With that in mind, the Redskins’ decision in 2012 is worth considering. In one way, that two-quarterback selection wasn’t ground-breaking. Since the draft was shortened to seven rounds in 1994, eight franchises have taken two quarterbacks in the same draft. But only the Redskins took their tandem in the top four rounds, creating a dynamic that didn’t exist elsewhere. While four rounds may have separated RG3 and Cousins, time would show that both were starting-caliber players.

Of course, that’s a good problem to have. Maybe even intended. And definitely the best situation Washington could have asked for when RG3 suffered a knee injury that changed his career. But there was a deeper element that speaks to quarterback investment like the one Washington made. And that is the mental toll it takes on both players.

From the years of covering the league and speaking with both Griffin and Cousins, there is no denying that Washington’s quarterbacks room was, at best, tense. And at worst, conflicted. A large part of that stemmed from the reality that Shanahan drafted two players who believed they could be starters. In a way, it removed the “support” dynamic that teams will build in the quarterbacks room, where a defined starter is flanked by a clear backup.

Things got tense for the Washington Redskins with quarterbacks Robert Griffin III, left, and Kirk Cousins. (AP)
Things got tense for the Washington Redskins with quarterbacks Robert Griffin III, left, and Kirk Cousins. (AP)

This is something the Browns will have to keep in mind if they spend a second draft pick on a quarterback. First, how high is too high? If the Browns take another quarterback in the second or third round – or even the fourth – that’s a player who enters the league alongside the No. 1 overall pick believing he is there to compete. That’s what happened with Cousins, who spent his time behind Griffin trying to become the best quarterback he could be first and foremost, and then being a supporting teammate to Griffin second.

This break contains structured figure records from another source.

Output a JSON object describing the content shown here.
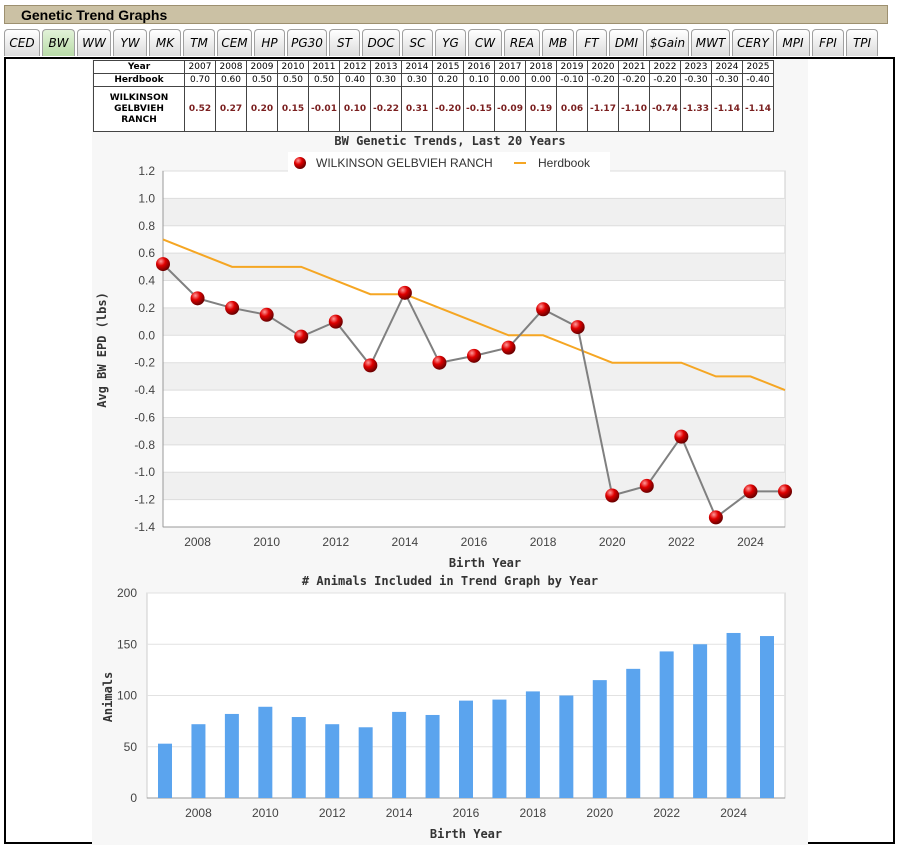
{
  "title": "Genetic Trend Graphs",
  "tabs": [
    "CED",
    "BW",
    "WW",
    "YW",
    "MK",
    "TM",
    "CEM",
    "HP",
    "PG30",
    "ST",
    "DOC",
    "SC",
    "YG",
    "CW",
    "REA",
    "MB",
    "FT",
    "DMI",
    "$Gain",
    "MWT",
    "CERY",
    "MPI",
    "FPI",
    "TPI"
  ],
  "active_tab": "BW",
  "table": {
    "year_label": "Year",
    "herdbook_label": "Herdbook",
    "ranch_label_lines": [
      "WILKINSON",
      "GELBVIEH",
      "RANCH"
    ],
    "years": [
      "2007",
      "2008",
      "2009",
      "2010",
      "2011",
      "2012",
      "2013",
      "2014",
      "2015",
      "2016",
      "2017",
      "2018",
      "2019",
      "2020",
      "2021",
      "2022",
      "2023",
      "2024",
      "2025"
    ],
    "herdbook": [
      "0.70",
      "0.60",
      "0.50",
      "0.50",
      "0.50",
      "0.40",
      "0.30",
      "0.30",
      "0.20",
      "0.10",
      "0.00",
      "0.00",
      "-0.10",
      "-0.20",
      "-0.20",
      "-0.20",
      "-0.30",
      "-0.30",
      "-0.40"
    ],
    "ranch": [
      "0.52",
      "0.27",
      "0.20",
      "0.15",
      "-0.01",
      "0.10",
      "-0.22",
      "0.31",
      "-0.20",
      "-0.15",
      "-0.09",
      "0.19",
      "0.06",
      "-1.17",
      "-1.10",
      "-0.74",
      "-1.33",
      "-1.14",
      "-1.14"
    ]
  },
  "chart_data": [
    {
      "type": "line",
      "title": "BW Genetic Trends, Last 20 Years",
      "xlabel": "Birth Year",
      "ylabel": "Avg BW EPD (lbs)",
      "x": [
        2007,
        2008,
        2009,
        2010,
        2011,
        2012,
        2013,
        2014,
        2015,
        2016,
        2017,
        2018,
        2019,
        2020,
        2021,
        2022,
        2023,
        2024,
        2025
      ],
      "xlim": [
        2007,
        2025
      ],
      "xticks": [
        "2008",
        "2010",
        "2012",
        "2014",
        "2016",
        "2018",
        "2020",
        "2022",
        "2024"
      ],
      "ylim": [
        -1.4,
        1.2
      ],
      "yticks": [
        "1.2",
        "1.0",
        "0.8",
        "0.6",
        "0.4",
        "0.2",
        "0.0",
        "-0.2",
        "-0.4",
        "-0.6",
        "-0.8",
        "-1.0",
        "-1.2",
        "-1.4"
      ],
      "legend_position": "top",
      "series": [
        {
          "name": "WILKINSON GELBVIEH RANCH",
          "color": "#cc0000",
          "line_color": "#808080",
          "marker": "sphere",
          "values": [
            0.52,
            0.27,
            0.2,
            0.15,
            -0.01,
            0.1,
            -0.22,
            0.31,
            -0.2,
            -0.15,
            -0.09,
            0.19,
            0.06,
            -1.17,
            -1.1,
            -0.74,
            -1.33,
            -1.14,
            -1.14
          ]
        },
        {
          "name": "Herdbook",
          "color": "#f5a623",
          "marker": "none",
          "values": [
            0.7,
            0.6,
            0.5,
            0.5,
            0.5,
            0.4,
            0.3,
            0.3,
            0.2,
            0.1,
            0.0,
            0.0,
            -0.1,
            -0.2,
            -0.2,
            -0.2,
            -0.3,
            -0.3,
            -0.4
          ]
        }
      ],
      "grid": "alternating horizontal bands"
    },
    {
      "type": "bar",
      "title": "# Animals Included in Trend Graph by Year",
      "xlabel": "Birth Year",
      "ylabel": "Animals",
      "x": [
        2007,
        2008,
        2009,
        2010,
        2011,
        2012,
        2013,
        2014,
        2015,
        2016,
        2017,
        2018,
        2019,
        2020,
        2021,
        2022,
        2023,
        2024,
        2025
      ],
      "xticks": [
        "2008",
        "2010",
        "2012",
        "2014",
        "2016",
        "2018",
        "2020",
        "2022",
        "2024"
      ],
      "ylim": [
        0,
        200
      ],
      "yticks": [
        "200",
        "150",
        "100",
        "50",
        "0"
      ],
      "color": "#5ba4ee",
      "values": [
        53,
        72,
        82,
        89,
        79,
        72,
        69,
        84,
        81,
        95,
        96,
        104,
        100,
        115,
        126,
        143,
        150,
        161,
        158
      ]
    }
  ]
}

That mentality may ultimately be what made Cousins into a starter. It also may have played a small part of why Griffin ultimately failed, because he returned from injury squarely in the middle of a quarterback battle. That’s part of what the Browns have to consider. When a team takes two quarterbacks in the same draft with meaningful picks, it’s essentially drafting a quarterback competition. Because both players arrive into the same franchise with the same rookie hunger, trying to carve out their place at the same position inside the same depth chart.

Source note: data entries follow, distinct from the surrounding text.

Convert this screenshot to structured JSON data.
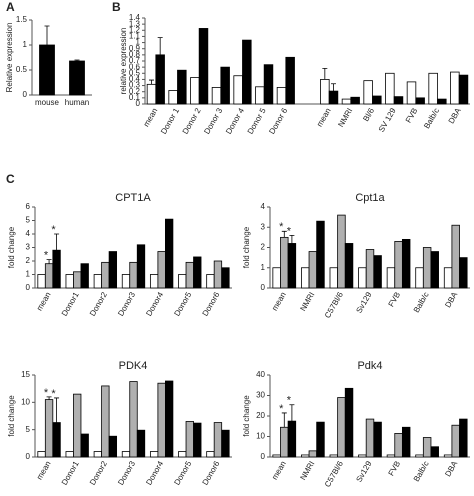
{
  "chart_data": [
    {
      "type": "bar",
      "panel": "A",
      "y_label": "Relative expression",
      "categories": [
        "mouse",
        "human"
      ],
      "values": [
        1.0,
        0.68
      ],
      "errors": [
        0.38,
        0.02
      ],
      "color": "#000000",
      "ylim": [
        0,
        1.5
      ],
      "yticks": [
        0,
        0.5,
        1,
        1.5
      ]
    },
    {
      "type": "bar",
      "panel": "B",
      "y_label": "relative expression",
      "categories": [
        "mean",
        "Donor 1",
        "Donor 2",
        "Donor 3",
        "Donor 4",
        "Donor 5",
        "Donor 6",
        null,
        "mean",
        "NMRI",
        "Bl/6",
        "SV 129",
        "FVB",
        "Balb/c",
        "DBA"
      ],
      "series": [
        {
          "color": "#ffffff",
          "values": [
            0.32,
            0.22,
            0.43,
            0.27,
            0.46,
            0.28,
            0.27,
            null,
            0.4,
            0.08,
            0.38,
            0.5,
            0.36,
            0.5,
            0.52
          ],
          "errors": [
            0.07,
            null,
            null,
            null,
            null,
            null,
            null,
            null,
            0.18,
            null,
            null,
            null,
            null,
            null,
            null
          ]
        },
        {
          "color": "#000000",
          "values": [
            0.8,
            0.55,
            1.23,
            0.6,
            1.04,
            0.64,
            0.76,
            null,
            0.21,
            0.11,
            0.13,
            0.12,
            0.1,
            0.08,
            0.47
          ],
          "errors": [
            0.28,
            null,
            null,
            null,
            null,
            null,
            null,
            null,
            0.12,
            null,
            null,
            null,
            null,
            null,
            null
          ]
        }
      ],
      "ylim": [
        0,
        1.4
      ],
      "yticks": [
        0,
        0.1,
        0.2,
        0.3,
        0.4,
        0.5,
        0.6,
        0.7,
        0.8,
        0.9,
        1,
        1.1,
        1.2,
        1.3,
        1.4
      ]
    },
    {
      "type": "bar",
      "panel": "C",
      "title": "CPT1A",
      "y_label": "fold change",
      "categories": [
        "mean",
        "Donor1",
        "Donor2",
        "Donor3",
        "Donor4",
        "Donor5",
        "Donor6"
      ],
      "series": [
        {
          "color": "#ffffff",
          "values": [
            1,
            1,
            1,
            1,
            1,
            1,
            1
          ]
        },
        {
          "color": "#b0b0b0",
          "values": [
            1.8,
            1.2,
            1.9,
            1.9,
            2.7,
            1.9,
            2.0
          ],
          "errors": [
            0.3,
            null,
            null,
            null,
            null,
            null,
            null
          ]
        },
        {
          "color": "#000000",
          "values": [
            2.8,
            1.8,
            2.7,
            3.2,
            5.1,
            2.3,
            1.5
          ],
          "errors": [
            1.2,
            null,
            null,
            null,
            null,
            null,
            null
          ]
        }
      ],
      "annotations": [
        "*",
        "*"
      ],
      "ylim": [
        0,
        6
      ],
      "yticks": [
        0,
        1,
        2,
        3,
        4,
        5,
        6
      ]
    },
    {
      "type": "bar",
      "title": "Cpt1a",
      "y_label": "fold change",
      "categories": [
        "mean",
        "NMRI",
        "C57Bl/6",
        "Sv129",
        "FVB",
        "Balb/c",
        "DBA"
      ],
      "series": [
        {
          "color": "#ffffff",
          "values": [
            1,
            1,
            1,
            1,
            1,
            1,
            1
          ]
        },
        {
          "color": "#b0b0b0",
          "values": [
            2.5,
            1.8,
            3.6,
            1.9,
            2.3,
            2.0,
            3.1
          ],
          "errors": [
            0.3,
            null,
            null,
            null,
            null,
            null,
            null
          ]
        },
        {
          "color": "#000000",
          "values": [
            2.2,
            3.3,
            2.2,
            1.6,
            2.4,
            1.8,
            1.5
          ],
          "errors": [
            0.4,
            null,
            null,
            null,
            null,
            null,
            null
          ]
        }
      ],
      "annotations": [
        "*",
        "*"
      ],
      "ylim": [
        0,
        4
      ],
      "yticks": [
        0,
        1,
        2,
        3,
        4
      ]
    },
    {
      "type": "bar",
      "title": "PDK4",
      "y_label": "fold change",
      "categories": [
        "mean",
        "Donor1",
        "Donor2",
        "Donor3",
        "Donor4",
        "Donor5",
        "Donor6"
      ],
      "series": [
        {
          "color": "#ffffff",
          "values": [
            1,
            1,
            1,
            1,
            1,
            1,
            1
          ]
        },
        {
          "color": "#b0b0b0",
          "values": [
            10.5,
            11.5,
            13.0,
            13.8,
            13.5,
            6.5,
            6.3
          ],
          "errors": [
            0.5,
            null,
            null,
            null,
            null,
            null,
            null
          ]
        },
        {
          "color": "#000000",
          "values": [
            6.3,
            4.2,
            3.8,
            4.9,
            13.9,
            6.2,
            4.9
          ],
          "errors": [
            4.5,
            null,
            null,
            null,
            null,
            null,
            null
          ]
        }
      ],
      "annotations": [
        "*",
        "*"
      ],
      "ylim": [
        0,
        15
      ],
      "yticks": [
        0,
        5,
        10,
        15
      ]
    },
    {
      "type": "bar",
      "title": "Pdk4",
      "y_label": "fold change",
      "categories": [
        "mean",
        "NMRI",
        "C57Bl/6",
        "Sv129",
        "FVB",
        "Balb/c",
        "DBA"
      ],
      "series": [
        {
          "color": "#ffffff",
          "values": [
            1,
            1,
            1,
            1,
            1,
            1,
            1
          ]
        },
        {
          "color": "#b0b0b0",
          "values": [
            14.5,
            3,
            29,
            18.5,
            11.5,
            9.5,
            15.5
          ],
          "errors": [
            7,
            null,
            null,
            null,
            null,
            null,
            null
          ]
        },
        {
          "color": "#000000",
          "values": [
            17.5,
            17,
            33.5,
            17,
            14.5,
            5,
            18.5
          ],
          "errors": [
            8,
            null,
            null,
            null,
            null,
            null,
            null
          ]
        }
      ],
      "annotations": [
        "*",
        "*"
      ],
      "ylim": [
        0,
        40
      ],
      "yticks": [
        0,
        10,
        20,
        30,
        40
      ]
    }
  ]
}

Over the long term, that would take a mental toll that even the Redskins couldn’t see coming. For years, Cousins felt like a second-class citizen at the quarterback spot, as if parts of the coaching staff and front office were always looking at him like he was the fourth-rounder who was just outplaying his expectations. That kind of cloud can linger into even the best years, and eventually, contract negotiations. Oddly, part of the reason Cousins got onto the wrong track with Washington was because he arguably started on the wrong track: Inside a situation where he was expected to get better but not really challenge the other quarterback who was drafted ahead of him.

For Washington, it was an unintended dynamic that eventually worked itself out through injury, and then imploded in later years, when Cousins never felt the organization was 100 percent sold on him. For Cleveland, that kind of outcome would be nothing short of a disaster.

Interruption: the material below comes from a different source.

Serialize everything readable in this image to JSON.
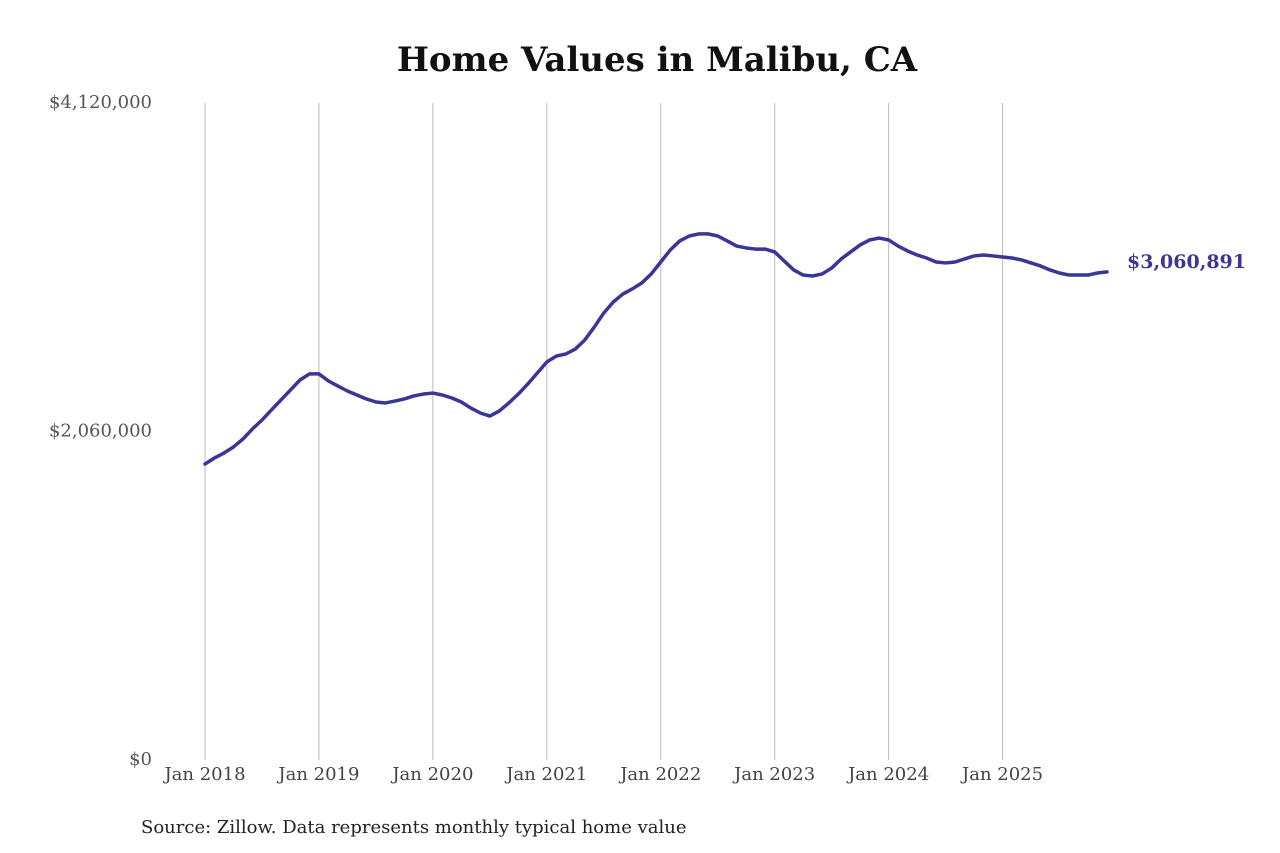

All of which begs a question. If taking a quarterback with the first and fourth overall pick is dumb for the Browns because of the circumstances it creates, wouldn’t it be only slightly less foolish to spend a second- or third-rounder on another quarterback? Would the dynamic be that dramatically different between the players? Who is to say Richmond’s Kyle Lauletta wouldn’t look at Darnold and think, “I can compete just like he can.” And lest anyone forget, Tyrod Taylor would theoretically be sharing the same quarterbacks room, competing with the same players.

In the wider view, there’s no good reason for the Browns to take a pair of quarterbacks at the top of the draft. But it’s worth questioning whether they should take a second quarterback at all. Because while finding the right quarterback is often a game of odds, history has shown the Browns usually play that game poorly. And this may very well just be the latest bad idea.